For years thousand pilots, mechanics and air-traffic controllers are reporting that fatigue led them to make mistakes on the job, including several cases where pilots fell asleep in midflight since the years 2000's.
The reports show that crews flew to the wrong altitude, botched landings and missed radio calls, according to an aviation safety database compiled by NASA. In one case, a pilot and co-pilot fell asleep while descending toward Dulles International Airport near Washington, D.C., the NASA records say.
Pilot unions say fatigue is one of the top safety threats in aviation. The incidents are partially the result of changes in work rules imposed by financially troubled airlines that have put added pressures on pilots to fly longer hours, unions say.
"We see these as signs of pushing pilots to go beyond their limits," said Capt.

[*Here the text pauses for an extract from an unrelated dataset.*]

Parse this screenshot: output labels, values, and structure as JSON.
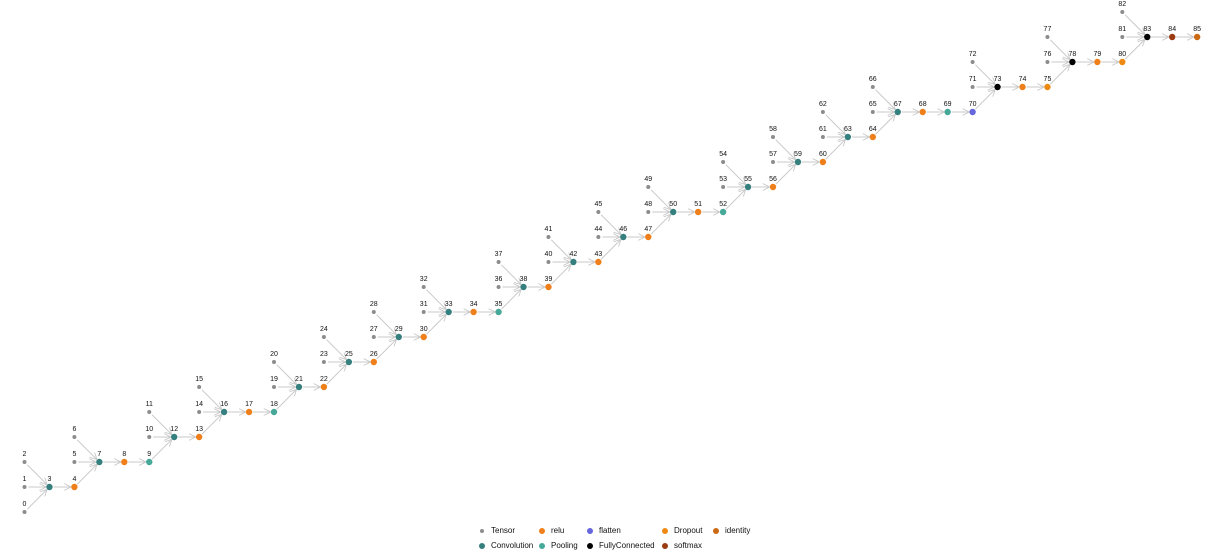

John Prater, president of the Air Line Pilots Association (ALPA), the nation's largest pilot's union.
The NTSB has for two decades called on the Federal Aviation Administration
(FAA) to tighten restrictions on how many hours pilots can work each day.
Airline crews can work up to 16 hours a day, possibly more if a flight is delayed. Research by the NTSB and others shows sharply higher risks of pilot mistakes and accidents after long shifts or periods without normal sleep.
The FAA has tried several times to revise pilot work rules since the 1990s, but the efforts failed each time under opposition from airlines and pilot unions.
Airlines recognize that tired pilots are not effective and have devoted considerable resources to the issue. In recent years, most carriers have boosted fatigue training and strengthened policies allowing pilots to decline to fly if they feel tired, but in practice it does not seem to be efficient says the ALPA.
The NASA system contains 750 incidents since 2000 in which aviation workers cited fatigue-related incidents. Pilots were involved in 650 of those cases.